Şu söz hiç hoşuma gitmiyor.. "O ülke ile yarışamazsın".. Örneğin, biz tıbbi ve aromatik bitkilerde neden Hindistan ile yarışamayalım? O çok üretim yapıyor.. Peki.. Ama biz de yapabiliriz.. Bir yerinden başladığımızda, neden daha fazlasını üretemeyelim? Kaldı ki örneğin tıbbi ve aromatiklerde çeşit ve yetiştirilebilecek arazi olarak Dünya'da sayılı bir yerdeyiz. Türkiye topraklarının %50'sinden fazlası devletimizin ve devletimiz tam da bu konu için yani tıbbi aromatik bitki yetiştirmesi için arazi tahsisi yapabiliyor. Yani yasal zemin hazır.

Peki yetiştirdiğimiz tıbbi aromatiklerden yüksek katma değerli ürüne gidebilecek teknolojilere sahip miyiz? Tam olarak ona da sahibiz. Ülkemiz, süperkritik akışkan teknolojisinin endüstriyel boyutlarda üreticisi ve yenilikçi prosesler adına kendini her gün geliştiren Arşen Process gibi bir şirkete de sahip. Süperkritik çıktılarını son ürüne dönüştürebilecek her türlü makine üreticisi de ülkemizde var. Yani hepsi var. Ülkede bu teknolojileri kullanabilecek, bu teknolojilerle ürün üretebilecek, ürün geliştirebilecek insanlar yok mu peki? Ben size söyleyeyim, hepsi var. Yani insan kaynağımız da var. Tüm bahsettiğim konularda yokluk içerisinde asla ama asla değiliz. O zaman sorabilirsiniz, bu zamana kadar neden yapmamışız? Sorunun cevabı çok net aslında. Bu zamana kadar böyle düşünmemişiz. İhtiyacımız olmamış ya da en basit tabirle "farketmemişiz". Ama artık o düzeyde değiliz. Yukarıda söylediklerimi yapmamız artık bir zorunluluk. Eğer ülke adına bir şeyler yapacaksak, eğer geleceğe hep birlikte bir iz bırakacaksak, elimize aldığımız meşalenin alevini en güçlü şekilde arttıracaksak, tam olarak bu söylediklerimi yapmalıyız.
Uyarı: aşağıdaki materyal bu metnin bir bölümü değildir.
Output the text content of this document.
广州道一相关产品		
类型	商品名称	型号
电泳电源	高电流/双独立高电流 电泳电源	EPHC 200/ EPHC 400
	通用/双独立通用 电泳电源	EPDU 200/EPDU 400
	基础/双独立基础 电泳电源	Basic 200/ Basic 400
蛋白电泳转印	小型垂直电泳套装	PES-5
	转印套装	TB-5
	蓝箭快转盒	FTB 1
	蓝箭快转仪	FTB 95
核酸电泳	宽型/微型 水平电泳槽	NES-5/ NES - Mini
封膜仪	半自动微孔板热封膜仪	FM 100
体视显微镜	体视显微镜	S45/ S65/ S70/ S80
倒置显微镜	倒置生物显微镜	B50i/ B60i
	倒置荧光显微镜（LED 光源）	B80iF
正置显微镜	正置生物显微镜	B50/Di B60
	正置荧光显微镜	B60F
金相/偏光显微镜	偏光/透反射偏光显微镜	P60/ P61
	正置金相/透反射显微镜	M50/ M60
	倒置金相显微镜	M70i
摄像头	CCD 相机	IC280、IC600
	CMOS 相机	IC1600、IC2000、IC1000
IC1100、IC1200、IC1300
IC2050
Bu bir değişim. Bu bir yenilik. Bu bir inovasyon. Bu söylediklerimin hepsi "zemin kırıcı inovasyon" olarak geçiyor. Zemin kırıcı inovasyonlarla ve Türkiye'nin özellikle tarım ve katma değerli ürün üretim potansiyelini en iyi şekilde kullanmalıyız. Hedefimiz tam da bu konuda "Dünya Birinciliği" olmalı. Çünkü potansiyellerimizin tamamı bunu gösteriyor. Biz, burada olmalıyız.

Ve son iki soru.. Kim istemez ki? Ve neden olmayalım?

Güzel bir Pazar günü geçirmenizi diliyorum.